That keeps the U.S. Army on board. “It's all about benefit,” says Fort Hood's Perry. “We're in the business of training soldiers and units for war. To do that, sometimes we need to count birds.”

Walt Barnhart is a freelance writer and president of Carnivore Communications, Denver, CO.

Spreading the word

Other states are taking notice of cooperative efforts such as Texas' Recovery Credit System (RCS) on the Endangered Species Act. On Sept. 4-6, a team of Colorado landowners, legislators and government officials toured Texas land under contract to RCS and visited with officials involved in the program.

They came away encouraged about the cooperative nature of the effort and the possible applications to Colorado, including protection of the state's threatened and endangered species and their habitats, as well as assistance to the landowners who make their living from the land.

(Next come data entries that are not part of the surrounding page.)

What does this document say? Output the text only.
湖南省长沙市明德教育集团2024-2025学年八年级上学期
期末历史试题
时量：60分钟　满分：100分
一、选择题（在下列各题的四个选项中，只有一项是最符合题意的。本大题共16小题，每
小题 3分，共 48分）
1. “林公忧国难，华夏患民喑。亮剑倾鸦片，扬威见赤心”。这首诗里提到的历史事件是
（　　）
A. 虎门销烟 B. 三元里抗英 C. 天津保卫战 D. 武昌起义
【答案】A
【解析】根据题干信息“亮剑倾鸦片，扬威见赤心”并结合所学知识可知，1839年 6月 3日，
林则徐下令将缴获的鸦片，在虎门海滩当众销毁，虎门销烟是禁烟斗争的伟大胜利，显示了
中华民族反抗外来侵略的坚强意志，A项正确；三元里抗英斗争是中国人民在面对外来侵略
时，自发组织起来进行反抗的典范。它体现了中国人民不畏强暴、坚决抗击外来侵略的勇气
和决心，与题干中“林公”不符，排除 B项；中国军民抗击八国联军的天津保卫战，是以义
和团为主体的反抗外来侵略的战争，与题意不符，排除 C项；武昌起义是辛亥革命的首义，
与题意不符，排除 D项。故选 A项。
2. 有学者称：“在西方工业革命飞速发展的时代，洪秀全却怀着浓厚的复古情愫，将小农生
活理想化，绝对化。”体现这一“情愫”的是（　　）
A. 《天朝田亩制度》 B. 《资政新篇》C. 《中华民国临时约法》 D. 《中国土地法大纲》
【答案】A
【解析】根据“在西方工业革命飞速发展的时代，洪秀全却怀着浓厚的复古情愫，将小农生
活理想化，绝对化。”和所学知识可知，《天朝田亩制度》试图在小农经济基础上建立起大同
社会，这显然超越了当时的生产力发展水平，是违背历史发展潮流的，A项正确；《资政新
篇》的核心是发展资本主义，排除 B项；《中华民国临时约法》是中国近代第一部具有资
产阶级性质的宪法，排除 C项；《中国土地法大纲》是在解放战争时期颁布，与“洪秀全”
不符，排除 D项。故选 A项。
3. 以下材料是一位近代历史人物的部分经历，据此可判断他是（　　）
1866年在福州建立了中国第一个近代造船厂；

“I don't see why we can't start with the Texas model and apply it to Colorado, particularly when it applies to private lands,” says Jean Stetson, who with her husband ranches in Northwest Colorado and is co-chair of the Colorado Cattlemen's Association (CCA) Endangered Species Committee. “The landowner could provide the habitat, while those needing conservation credits [could] provide the funds and work to generate the credit with projects on those lands.”

T. Wright Dickinson, a fourth-generation rancher from northwest Colorado and a CCA board member, says providing opportunities like those offered by RCS would contribute “additional revenue sources for ranchers, and gives an incentive (for both government and private entities) to play.”

Although Colorado has a significantly larger amount of public lands than Texas, Colorado Commissioner of Agriculture John R. Stulp believes there are applications for the state that could go beyond what's being done in that state. This includes tapping into oil and gas interests and trying to “incentivize those who know the land the best.

“It was a great example of how different groups can come together to address an issue,” he says. Still, he says it's important to not put the cart before the horse. “We need to be careful to not get too far out in front, and to bring in the environmental interests,” Stulp says. “There needs to be an equal buy-in by everyone. We all need to be going down the same path.”